Je le répète, vos propositions sont contre-productives et vous ne faites rien d’autre que d’agiter un chiffon rouge. (Applaudissements sur les travées du groupe SER.)
M. Olivier Jacquin. Très bien !
M. le président. La parole est à M. Fabien Gay, sur l’article.
M. Fabien Gay. Je commencerai par réagir, avec une certaine solennité, à un propos que je considère comme plutôt malheureux. On peut débattre – et on va le faire – du droit de grève, de sa limitation, mais placer les travailleurs et les travailleuses qui se mettent en grève pour leurs conditions de travail et les salaires sur un pied d’égalité avec des terroristes, de surcroît dans un pays qui a vécu le Bataclan, est tout de même extrêmement limite. (Mme Colombe Brossel applaudit.) Les comparer à des preneurs d’otages n’est ni décent ni digne du débat public et politique.
Mme Raymonde Poncet Monge. Oui, c’est une honte !
M. Fabien Gay. Utilisons les mots avec justesse. (Murmures sur les travées du groupe Les Républicains.)
Par ailleurs, j’ai entendu certains dire ici que l’on pouvait faire grève par culture ou par plaisir. Je ne sais pas combien parmi vous ont déjà fait grève dans leur vie, mes chers collègues, mais, quand des travailleurs et des travailleuses acceptent de perdre une partie de leur salaire pour l’intérêt général, je peux vous assurer qu’ils ne le font jamais par plaisir !
Et, comme ce fut le cas des cheminots, des traminots ou des gaziers et électriciens, se retrouver, après deux à trois mois de grève, avec une fiche de paie égale à zéro, c’est extrêmement compliqué à vivre.
Enfin, mes chers collègues, tout le monde sait bien ici que, quoi qu’il arrive, cette proposition de loi ne sera pas transmise à l’Assemblée nationale avant les jeux Olympiques et Paralympiques – elle n’ira même pas au bout du processus parlementaire. Aussi, n’entretenons pas l’illusion qu’elle réglera la problématique des transports pendant ces Jeux.
En revanche, le problème, c’est bien que les lignes 15, 16 et 17, ainsi que, quoi que nous en pensions, le CDG Express, ne seront pas en service, contrairement à ce qui était prévu.
À ce jour, le million d’usagers du RER B, notamment les travailleurs qui l’utilisent, n’en peuvent plus. La problématique, c’est le sous-investissement dans les équipements et c’est bien cela qu’il faudrait traiter, plutôt que prétendre que le problème, c’est celui d’une possible grève pendant les jeux Olympiques. (Applaudissements sur les travées des groupes CRCE-K et SER. – M. Philippe Grosvalet applaudit également.)
M. le président.

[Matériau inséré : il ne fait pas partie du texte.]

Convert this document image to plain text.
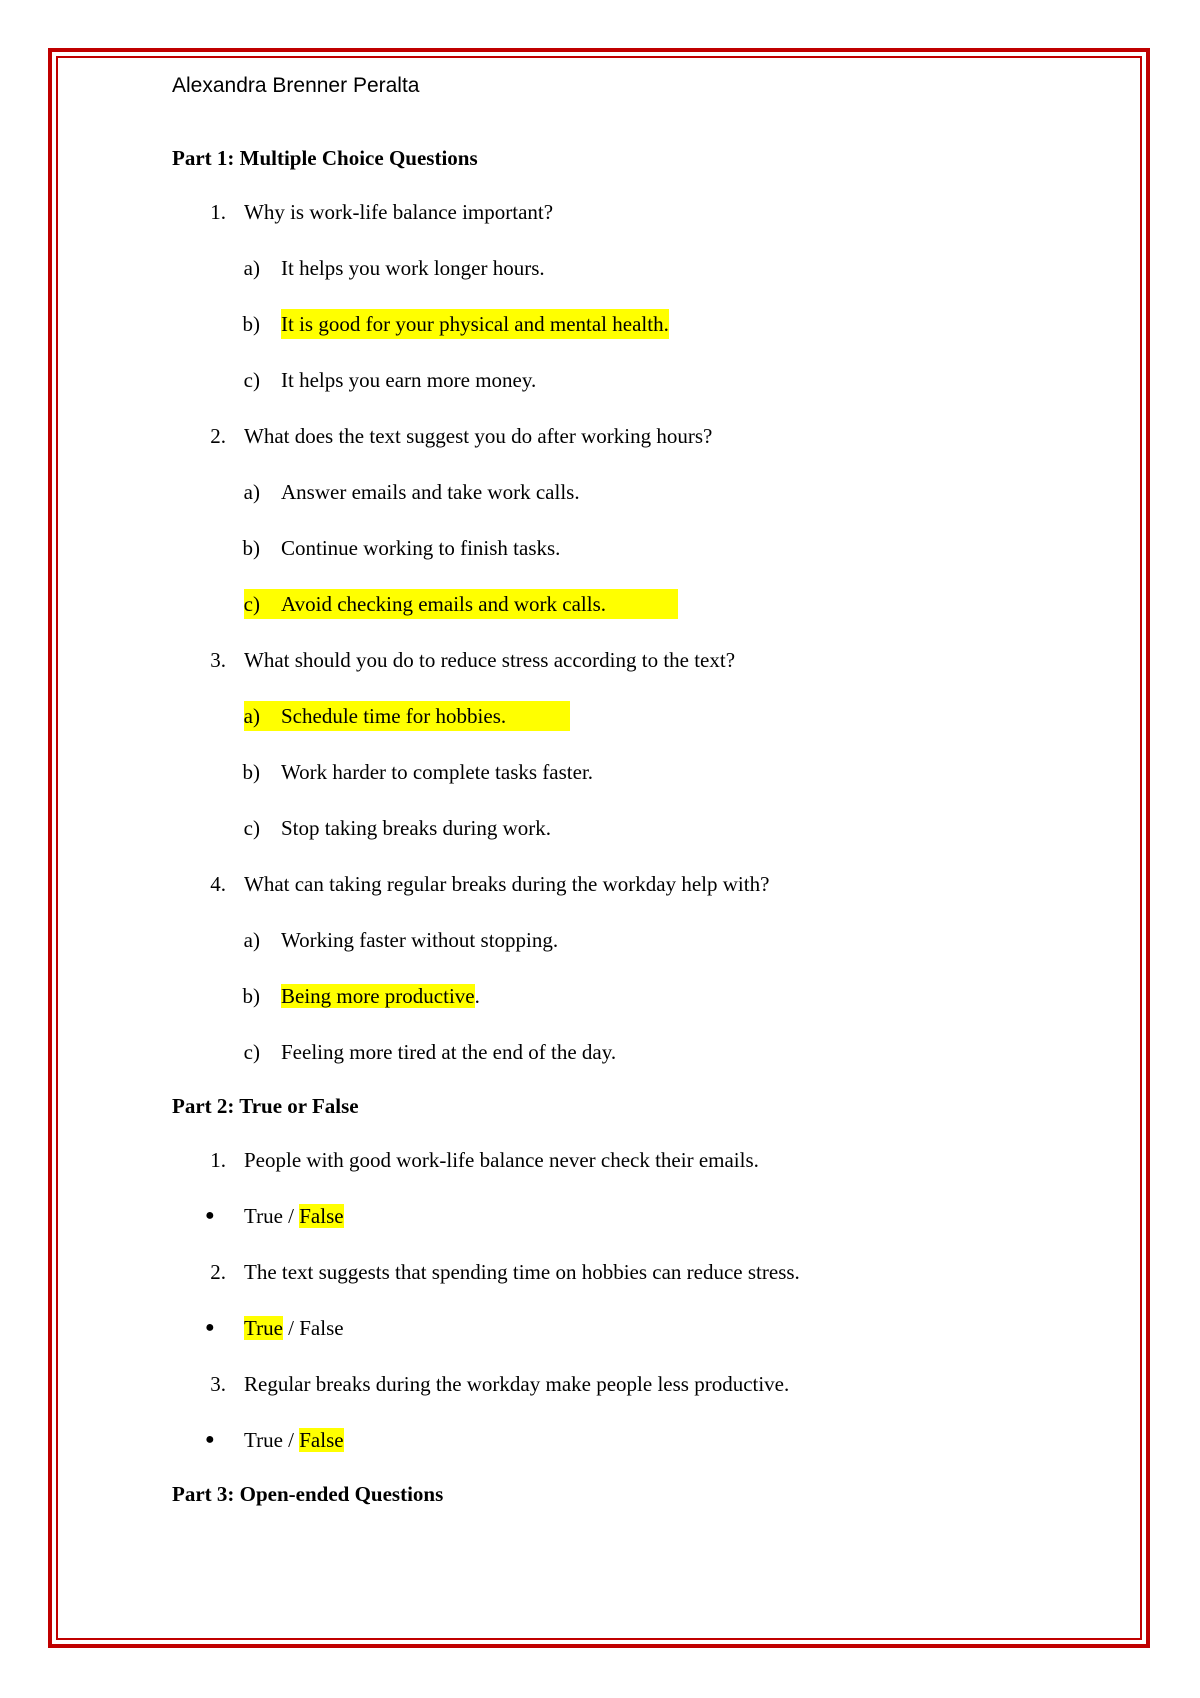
Alexandra Brenner Peralta
Part 1: Multiple Choice Questions
1. Why is work-life balance important?
a) It helps you work longer hours.
b) It is good for your physical and mental health.
c) It helps you earn more money.
2. What does the text suggest you do after working hours?
a) Answer emails and take work calls.
b) Continue working to finish tasks.
c) Avoid checking emails and work calls.
3. What should you do to reduce stress according to the text?
a) Schedule time for hobbies.
b) Work harder to complete tasks faster.
c) Stop taking breaks during work.
4. What can taking regular breaks during the workday help with?
a) Working faster without stopping.
b) Being more productive.
c) Feeling more tired at the end of the day.
Part 2: True or False
1. People with good work-life balance never check their emails.
● True / False
2. The text suggests that spending time on hobbies can reduce stress.
● True / False
3. Regular breaks during the workday make people less productive.
● True / False
Part 3: Open-ended Questions
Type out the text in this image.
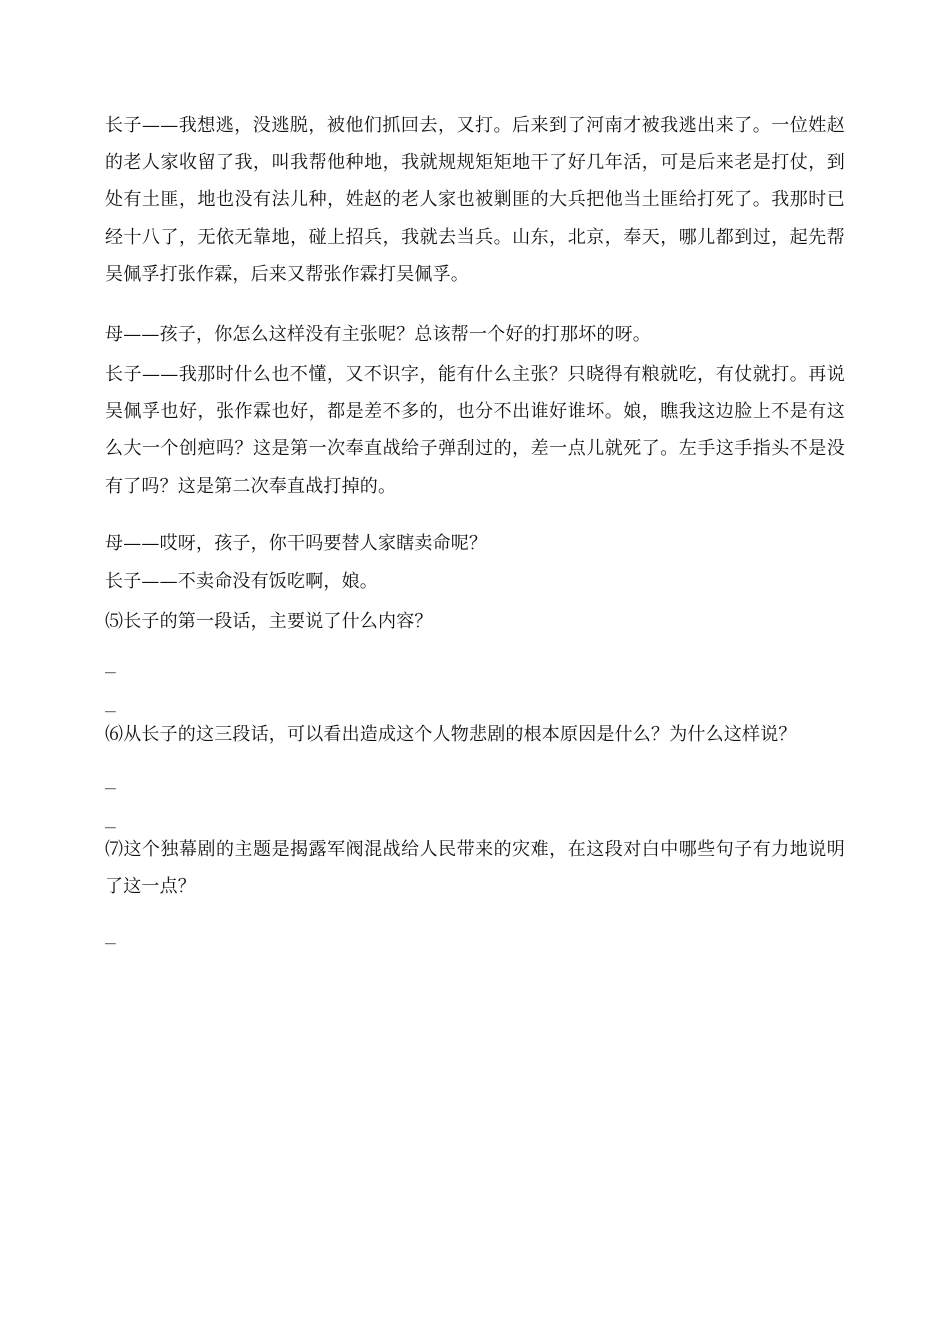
长子——我想逃，没逃脱，被他们抓回去，又打。后来到了河南才被我逃出来了。一位姓赵的老人家收留了我，叫我帮他种地，我就规规矩矩地干了好几年活，可是后来老是打仗，到处有土匪，地也没有法儿种，姓赵的老人家也被剿匪的大兵把他当土匪给打死了。我那时已经十八了，无依无靠地，碰上招兵，我就去当兵。山东，北京，奉天，哪儿都到过，起先帮吴佩孚打张作霖，后来又帮张作霖打吴佩孚。

母——孩子，你怎么这样没有主张呢？总该帮一个好的打那坏的呀。

长子——我那时什么也不懂，又不识字，能有什么主张？只晓得有粮就吃，有仗就打。再说吴佩孚也好，张作霖也好，都是差不多的，也分不出谁好谁坏。娘，瞧我这边脸上不是有这么大一个创疤吗？这是第一次奉直战给子弹刮过的，差一点儿就死了。左手这手指头不是没有了吗？这是第二次奉直战打掉的。

母——哎呀，孩子，你干吗要替人家瞎卖命呢？

长子——不卖命没有饭吃啊，娘。

⑸长子的第一段话，主要说了什么内容？

_
_

⑹从长子的这三段话，可以看出造成这个人物悲剧的根本原因是什么？为什么这样说？

_
_

⑺这个独幕剧的主题是揭露军阀混战给人民带来的灾难，在这段对白中哪些句子有力地说明了这一点？

_
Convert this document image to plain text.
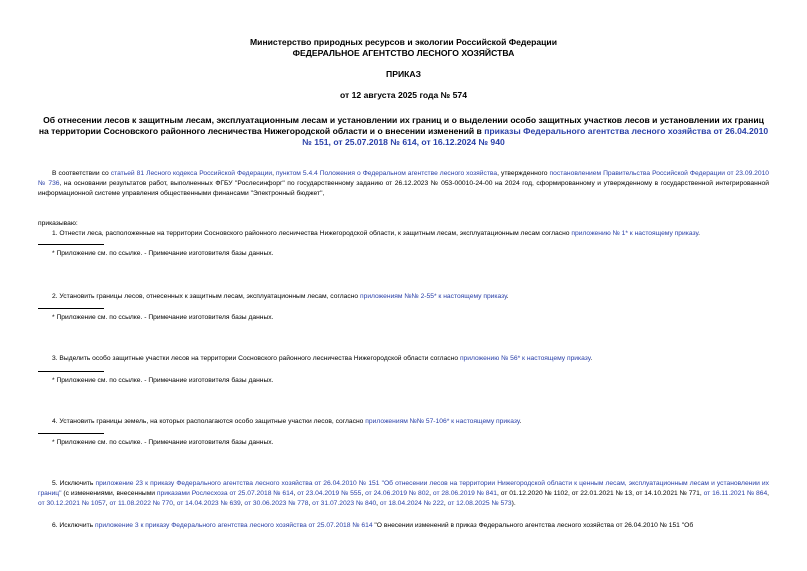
Министерство природных ресурсов и экологии Российской Федерации
ФЕДЕРАЛЬНОЕ АГЕНТСТВО ЛЕСНОГО ХОЗЯЙСТВА
ПРИКАЗ
от 12 августа 2025 года № 574
Об отнесении лесов к защитным лесам, эксплуатационным лесам и установлении их границ и о выделении особо защитных участков лесов и установлении их границ на территории Сосновского районного лесничества Нижегородской области и о внесении изменений в приказы Федерального агентства лесного хозяйства от 26.04.2010 № 151, от 25.07.2018 № 614, от 16.12.2024 № 940
В соответствии со статьей 81 Лесного кодекса Российской Федерации, пунктом 5.4.4 Положения о Федеральном агентстве лесного хозяйства, утвержденного постановлением Правительства Российской Федерации от 23.09.2010 № 736, на основании результатов работ, выполненных ФГБУ "Рослесинфорг" по государственному заданию от 26.12.2023 № 053-00010-24-00 на 2024 год, сформированному и утвержденному в государственной интегрированной информационной системе управления общественными финансами "Электронный бюджет",
приказываю:
1. Отнести леса, расположенные на территории Сосновского районного лесничества Нижегородской области, к защитным лесам, эксплуатационным лесам согласно приложению № 1* к настоящему приказу.
* Приложение см. по ссылке. - Примечание изготовителя базы данных.
2. Установить границы лесов, отнесенных к защитным лесам, эксплуатационным лесам, согласно приложениям №№ 2-55* к настоящему приказу.
* Приложение см. по ссылке. - Примечание изготовителя базы данных.
3. Выделить особо защитные участки лесов на территории Сосновского районного лесничества Нижегородской области согласно приложению № 56* к настоящему приказу.
* Приложение см. по ссылке. - Примечание изготовителя базы данных.
4. Установить границы земель, на которых располагаются особо защитные участки лесов, согласно приложениям №№ 57-106* к настоящему приказу.
* Приложение см. по ссылке. - Примечание изготовителя базы данных.
5. Исключить приложение 23 к приказу Федерального агентства лесного хозяйства от 26.04.2010 № 151 "Об отнесении лесов на территории Нижегородской области к ценным лесам, эксплуатационным лесам и установлении их границ" (с изменениями, внесенными приказами Рослесхоза от 25.07.2018 № 614, от 23.04.2019 № 555, от 24.06.2019 № 802, от 28.06.2019 № 841, от 01.12.2020 № 1102, от 22.01.2021 № 13, от 14.10.2021 № 771, от 16.11.2021 № 864, от 30.12.2021 № 1057, от 11.08.2022 № 770, от 14.04.2023 № 639, от 30.06.2023 № 778, от 31.07.2023 № 840, от 18.04.2024 № 222, от 12.08.2025 № 573).
6. Исключить приложение 3 к приказу Федерального агентства лесного хозяйства от 25.07.2018 № 614 "О внесении изменений в приказ Федерального агентства лесного хозяйства от 26.04.2010 № 151 "Об
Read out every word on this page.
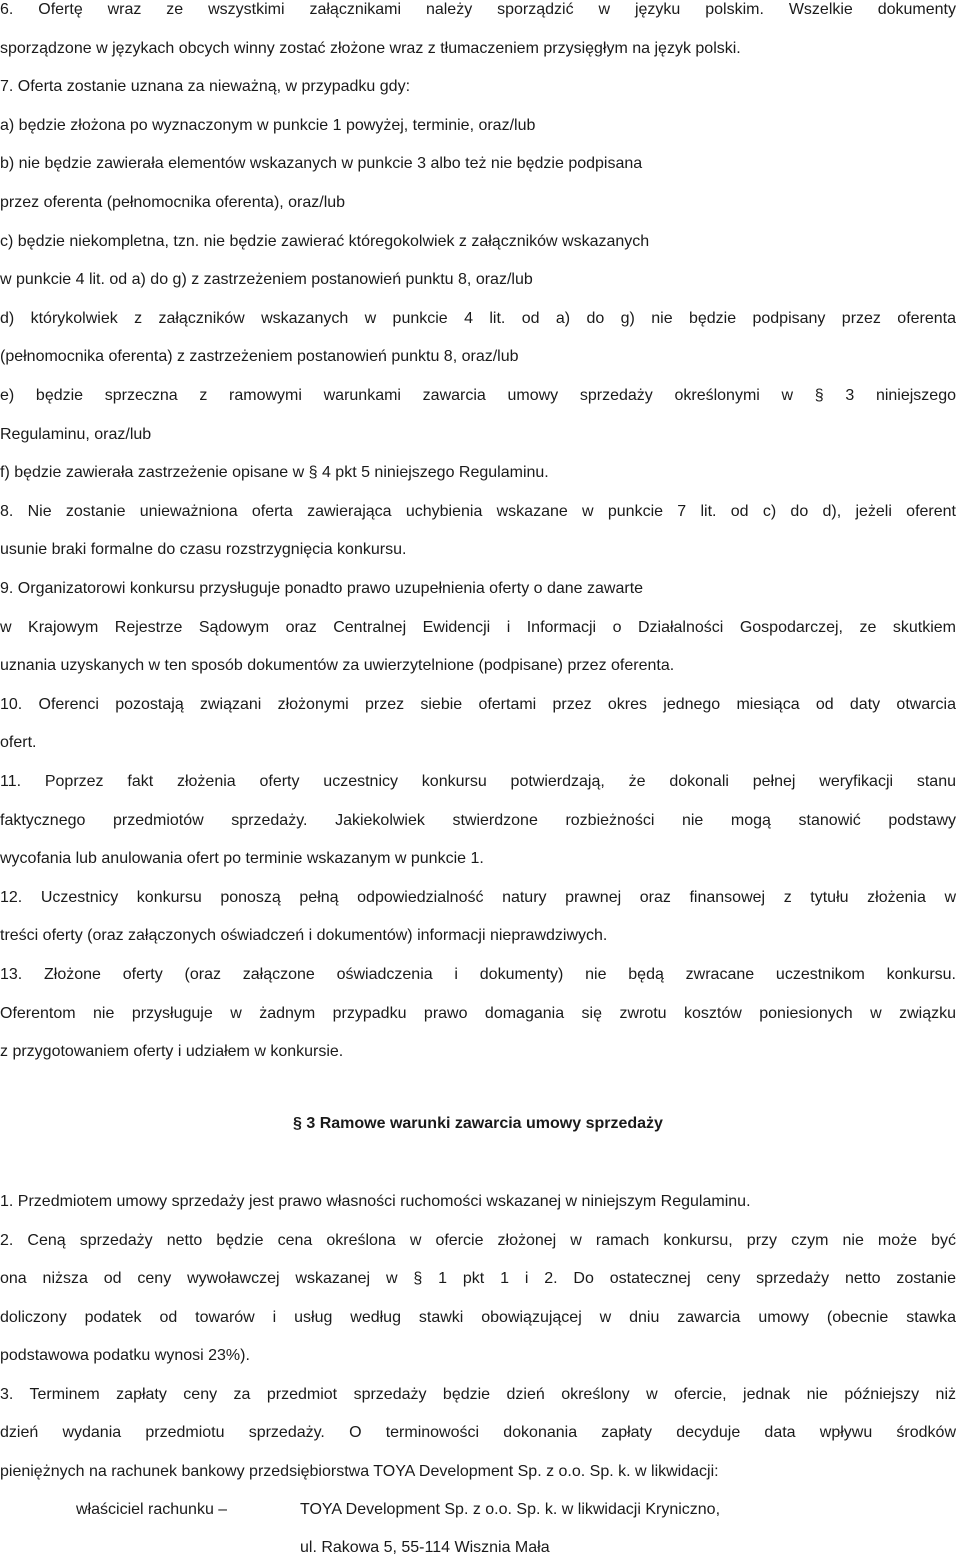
6. Ofertę wraz ze wszystkimi załącznikami należy sporządzić w języku polskim. Wszelkie dokumenty

sporządzone w językach obcych winny zostać złożone wraz z tłumaczeniem przysięgłym na język polski.

7. Oferta zostanie uznana za nieważną, w przypadku gdy:

a) będzie złożona po wyznaczonym w punkcie 1 powyżej, terminie, oraz/lub

b) nie będzie zawierała elementów wskazanych w punkcie 3 albo też nie będzie podpisana

przez oferenta (pełnomocnika oferenta), oraz/lub

c) będzie niekompletna, tzn. nie będzie zawierać któregokolwiek z załączników wskazanych

w punkcie 4 lit. od a) do g) z zastrzeżeniem postanowień punktu 8, oraz/lub

d) którykolwiek z załączników wskazanych w punkcie 4 lit. od a) do g) nie będzie podpisany przez oferenta

(pełnomocnika oferenta) z zastrzeżeniem postanowień punktu 8, oraz/lub

e) będzie sprzeczna z ramowymi warunkami zawarcia umowy sprzedaży określonymi w § 3 niniejszego

Regulaminu, oraz/lub

f) będzie zawierała zastrzeżenie opisane w § 4 pkt 5 niniejszego Regulaminu.

8. Nie zostanie unieważniona oferta zawierająca uchybienia wskazane w punkcie 7 lit. od c) do d), jeżeli oferent

usunie braki formalne do czasu rozstrzygnięcia konkursu.

9. Organizatorowi konkursu przysługuje ponadto prawo uzupełnienia oferty o dane zawarte

w Krajowym Rejestrze Sądowym oraz Centralnej Ewidencji i Informacji o Działalności Gospodarczej, ze skutkiem

uznania uzyskanych w ten sposób dokumentów za uwierzytelnione (podpisane) przez oferenta.

10. Oferenci pozostają związani złożonymi przez siebie ofertami przez okres jednego miesiąca od daty otwarcia

ofert.

11. Poprzez fakt złożenia oferty uczestnicy konkursu potwierdzają, że dokonali pełnej weryfikacji stanu

faktycznego przedmiotów sprzedaży. Jakiekolwiek stwierdzone rozbieżności nie mogą stanowić podstawy

wycofania lub anulowania ofert po terminie wskazanym w punkcie 1.

12. Uczestnicy konkursu ponoszą pełną odpowiedzialność natury prawnej oraz finansowej z tytułu złożenia w

treści oferty (oraz załączonych oświadczeń i dokumentów) informacji nieprawdziwych.

13. Złożone oferty (oraz załączone oświadczenia i dokumenty) nie będą zwracane uczestnikom konkursu.

Oferentom nie przysługuje w żadnym przypadku prawo domagania się zwrotu kosztów poniesionych w związku

z przygotowaniem oferty i udziałem w konkursie.

§ 3 Ramowe warunki zawarcia umowy sprzedaży

1. Przedmiotem umowy sprzedaży jest prawo własności ruchomości wskazanej w niniejszym Regulaminu.

2. Ceną sprzedaży netto będzie cena określona w ofercie złożonej w ramach konkursu, przy czym nie może być

ona niższa od ceny wywoławczej wskazanej w § 1 pkt 1 i 2. Do ostatecznej ceny sprzedaży netto zostanie

doliczony podatek od towarów i usług według stawki obowiązującej w dniu zawarcia umowy (obecnie stawka

podstawowa podatku wynosi 23%).

3. Terminem zapłaty ceny za przedmiot sprzedaży będzie dzień określony w ofercie, jednak nie późniejszy niż

dzień wydania przedmiotu sprzedaży. O terminowości dokonania zapłaty decyduje data wpływu środków

pieniężnych na rachunek bankowy przedsiębiorstwa TOYA Development Sp. z o.o. Sp. k. w likwidacji:

właściciel rachunku –	TOYA Development Sp. z o.o. Sp. k. w likwidacji Kryniczno,

ul. Rakowa 5, 55-114 Wisznia Mała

Je suis saisi de quatre amendements identiques.
L’amendement n° 2 est présenté par MM. Jacquin et Devinaz, Mmes Bélim et Bonnefoy, MM. Gillé, Fagnen, Ouizille, Uzenat, M. Weber, Kanner et les membres du groupe Socialiste, Écologiste et Républicain.
L’amendement n° 11 est présenté par MM. Fernique et Dantec, Mme Poncet Monge, MM. Benarroche, G. Blanc, Dossus et Gontard, Mme Guhl, M. Jadot, Mme de Marco, M. Mellouli, Mme Ollivier, M. Salmon et Mmes Senée, Souyris et M. Vogel.
L’amendement n° 18 rectifié est présenté par MM. Grosvalet, Bilhac et Cabanel, Mme M. Carrère, MM. Gold, Laouedj et Masset et Mme Pantel.
L’amendement n° 25 est présenté par M. Barros, Mme Varaillas, M. Corbisez et les membres du groupe Communiste Républicain Citoyen et Écologiste – Kanaky.
Ces quatre amendements sont ainsi libellés :
Supprimer cet article.
La parole est à M. Olivier Jacquin, pour présenter l’amendement n° 2.
M. Olivier Jacquin. Vous l’avez compris, nous nous opposons aux multiples tentatives, à celle d’aujourd’hui comme aux précédentes, de la majorité sénatoriale de restreindre l’exercice du droit de grève dans les services de transport terrestre de voyageurs.
Je tiens à le souligner, il existe un cadre de prévisibilité des conflits sociaux déclinés sous la forme de nombreux dispositifs : la procédure d’alerte sociale quatorze jours avant la grève ; le préavis de grève obligatoire cinq jours auparavant ; la déclaration individuelle quarante-huit heures à l’avance ; l’obligation de négocier après l’alerte sociale et après le préavis ; enfin, l’élaboration d’un plan de transport par l’entreprise concernée pour assurer les dessertes prioritaires définies par l’autorité organisatrice et l’élaboration d’un plan d’information des usagers.
Ce cadre de prévention des conflits et de dialogue social permet, en cas de grève dans les transports, de mettre en place un service, certes réduit, mais prévisible.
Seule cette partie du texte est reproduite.